Mr. Stavola, who worked as a construction supervisor for the New York Telephone Company, had a summer house in Montauk since the 1960s, and retired there full time 35 years ago. He loved clamming and fishing, his family said.

Born in Manhattan on Nov. 4, 1921, to Fillipo Stavola and the former Maria Lombardi, he grew up in the Bronx, and served in the Navy during World War II.

He was married on Sept. 24, 1949, to Catherine Keohane. The couple raised their three sons in the Bronx. Mr. Stavola was a member of the Knights of Columbus, the Boys Club of New York, and the Montauk Friends of Erin.

His wife survives, as do their three sons, John Stavola Jr. of Melville and James Stavola and Daniel Stavola of Montauk. He also leaves six grandchildren, one niece, and one nephew.

Visiting hours were on Sunday at the Yardley and Pino Funeral Home in East Hampton. A prayer service was held at the funeral home on Monday morning. Burial followed at Most Holy Trinity Cemetery in East Hampton.

 

 

Jesse F. James

Jesse F. James

Oct. 31, 1933 - Jan. 5, 2015
By
Star Staff

Jesse F. James, a master carpenter who lived on Hog Creek Road in Springs, died at Southampton Hospital on Jan. 5 at the age of 81. The cause of death was pulmonary arrest.

Mr. James worked for many local builders, among them Wesley Miller, Ed Pospisil, Dell Cullum, and Gene Futterman. Later in life he was a caretaker for the late Susan Tepper, an artist and philanthropist who founded the East Hampton Center for Contemporary Art. Most recently he worked for Sandpebble Builders until retiring just last year.

A cancer survivor, he recovered from leukemia 20 years ago and from several other forms of cancer since then. According to his family, he was a quiet, gentle man with the ability to listen intently to others, “Offering conversation when he had something to say, he didn’t just talk to talk,” his family wrote. His favorite pastimes were fishing and visiting his friends at the Commercial Dock on Three Mile Harbor.

Mr. James was born in Covington, Va., on Oct. 31, 1933, to Jesse James and the former Elizabeth Gosney. He moved to East Hampton at the age of 12 to live with his mother and stepfather, Thayer Macomber. He attended the Springs School and East Hampton High School before serving as a corporal in the Army at Fort Benning, Ga.

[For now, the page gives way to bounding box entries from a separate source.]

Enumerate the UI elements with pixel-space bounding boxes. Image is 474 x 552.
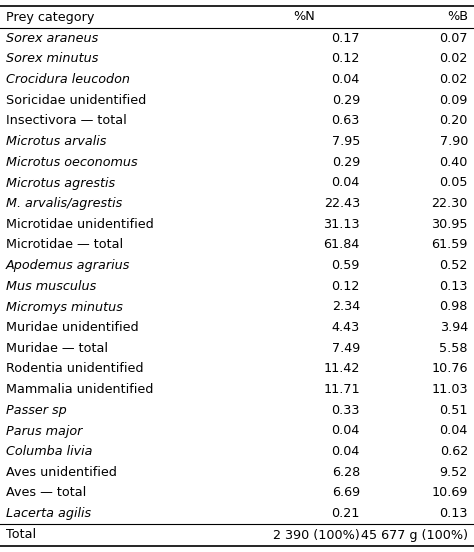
Text: 7.95: 7.95 (332, 135, 360, 148)
Text: 10.76: 10.76 (431, 363, 468, 375)
Text: 22.43: 22.43 (324, 197, 360, 210)
Text: 10.69: 10.69 (432, 486, 468, 500)
Text: 0.29: 0.29 (332, 156, 360, 169)
Text: 61.59: 61.59 (432, 238, 468, 252)
Text: Sorex minutus: Sorex minutus (6, 52, 99, 66)
Text: 2 390 (100%): 2 390 (100%) (273, 528, 360, 542)
Text: 0.02: 0.02 (439, 52, 468, 66)
Text: 61.84: 61.84 (324, 238, 360, 252)
Text: 0.52: 0.52 (439, 259, 468, 272)
Text: 0.29: 0.29 (332, 94, 360, 107)
Text: Parus major: Parus major (6, 424, 82, 438)
Text: 7.49: 7.49 (332, 342, 360, 355)
Text: 0.04: 0.04 (332, 424, 360, 438)
Text: 0.98: 0.98 (439, 300, 468, 314)
Text: Mammalia unidentified: Mammalia unidentified (6, 383, 154, 396)
Text: 0.17: 0.17 (331, 32, 360, 45)
Text: Mus musculus: Mus musculus (6, 280, 96, 293)
Text: Micromys minutus: Micromys minutus (6, 300, 123, 314)
Text: Muridae unidentified: Muridae unidentified (6, 321, 138, 334)
Text: 0.63: 0.63 (332, 114, 360, 128)
Text: 0.12: 0.12 (332, 280, 360, 293)
Text: Microtus agrestis: Microtus agrestis (6, 177, 115, 189)
Text: Microtidae unidentified: Microtidae unidentified (6, 218, 154, 231)
Text: 4.43: 4.43 (332, 321, 360, 334)
Text: Apodemus agrarius: Apodemus agrarius (6, 259, 130, 272)
Text: 11.71: 11.71 (323, 383, 360, 396)
Text: Columba livia: Columba livia (6, 445, 92, 458)
Text: 6.28: 6.28 (332, 466, 360, 479)
Text: Aves unidentified: Aves unidentified (6, 466, 117, 479)
Text: 7.90: 7.90 (439, 135, 468, 148)
Text: 0.04: 0.04 (439, 424, 468, 438)
Text: M. arvalis/agrestis: M. arvalis/agrestis (6, 197, 122, 210)
Text: Total: Total (6, 528, 36, 542)
Text: Microtus oeconomus: Microtus oeconomus (6, 156, 137, 169)
Text: 0.04: 0.04 (332, 73, 360, 86)
Text: 0.12: 0.12 (332, 52, 360, 66)
Text: 11.03: 11.03 (431, 383, 468, 396)
Text: 0.13: 0.13 (439, 280, 468, 293)
Text: 2.34: 2.34 (332, 300, 360, 314)
Text: 22.30: 22.30 (432, 197, 468, 210)
Text: 0.02: 0.02 (439, 73, 468, 86)
Text: 0.59: 0.59 (332, 259, 360, 272)
Text: Muridae — total: Muridae — total (6, 342, 108, 355)
Text: 0.51: 0.51 (439, 404, 468, 417)
Text: 0.40: 0.40 (439, 156, 468, 169)
Text: 9.52: 9.52 (440, 466, 468, 479)
Text: Prey category: Prey category (6, 10, 94, 24)
Text: 0.09: 0.09 (439, 94, 468, 107)
Text: Crocidura leucodon: Crocidura leucodon (6, 73, 130, 86)
Text: Passer sp: Passer sp (6, 404, 67, 417)
Text: %B: %B (447, 10, 468, 24)
Text: 3.94: 3.94 (440, 321, 468, 334)
Text: 0.21: 0.21 (332, 507, 360, 520)
Text: 30.95: 30.95 (431, 218, 468, 231)
Text: 45 677 g (100%): 45 677 g (100%) (361, 528, 468, 542)
Text: 0.05: 0.05 (439, 177, 468, 189)
Text: 0.07: 0.07 (439, 32, 468, 45)
Text: Sorex araneus: Sorex araneus (6, 32, 98, 45)
Text: 0.62: 0.62 (440, 445, 468, 458)
Text: 0.04: 0.04 (332, 177, 360, 189)
Text: Lacerta agilis: Lacerta agilis (6, 507, 91, 520)
Text: Soricidae unidentified: Soricidae unidentified (6, 94, 146, 107)
Text: 0.33: 0.33 (331, 404, 360, 417)
Text: 6.69: 6.69 (332, 486, 360, 500)
Text: 0.20: 0.20 (439, 114, 468, 128)
Text: Microtidae — total: Microtidae — total (6, 238, 123, 252)
Text: 11.42: 11.42 (324, 363, 360, 375)
Text: Aves — total: Aves — total (6, 486, 86, 500)
Text: Microtus arvalis: Microtus arvalis (6, 135, 106, 148)
Text: %N: %N (293, 10, 315, 24)
Text: 31.13: 31.13 (323, 218, 360, 231)
Text: Insectivora — total: Insectivora — total (6, 114, 127, 128)
Text: Rodentia unidentified: Rodentia unidentified (6, 363, 144, 375)
Text: 5.58: 5.58 (439, 342, 468, 355)
Text: 0.04: 0.04 (332, 445, 360, 458)
Text: 0.13: 0.13 (439, 507, 468, 520)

On Dec. 17, 1955, he married Anna Mae James, who survives him, as do two daughters, Jill James of East Hampton and Jody Griczewicz of Charlotte, N.C. A brother, Ralph James of Sag Harbor, a sister, Donna Gabbert of Plano, Tex., and three grandchildren also survive.

A private memorial will be held at a later date. 

 

 

Ray Halsey, Owner of the Green Thumb in Water Mill, Has Died

Ray Halsey, Owner of the Green Thumb in Water Mill, Has Died

Raymond Hildreth Halsey, a farmer who was an owner of the Green Thumb in Water Mill, died on Friday at home in that hamlet. He was four days shy of his 89th birthday.

A wake will be held at the O'Connell Funeral Home in Southampton on Monday, Jan. 19, from 2 to 4 p.m. and 7 to 9 p.m.

His funeral will be held at the Bridgehampton Presbyterian Church on Tuesday, Jan. 20, at 11 a.m.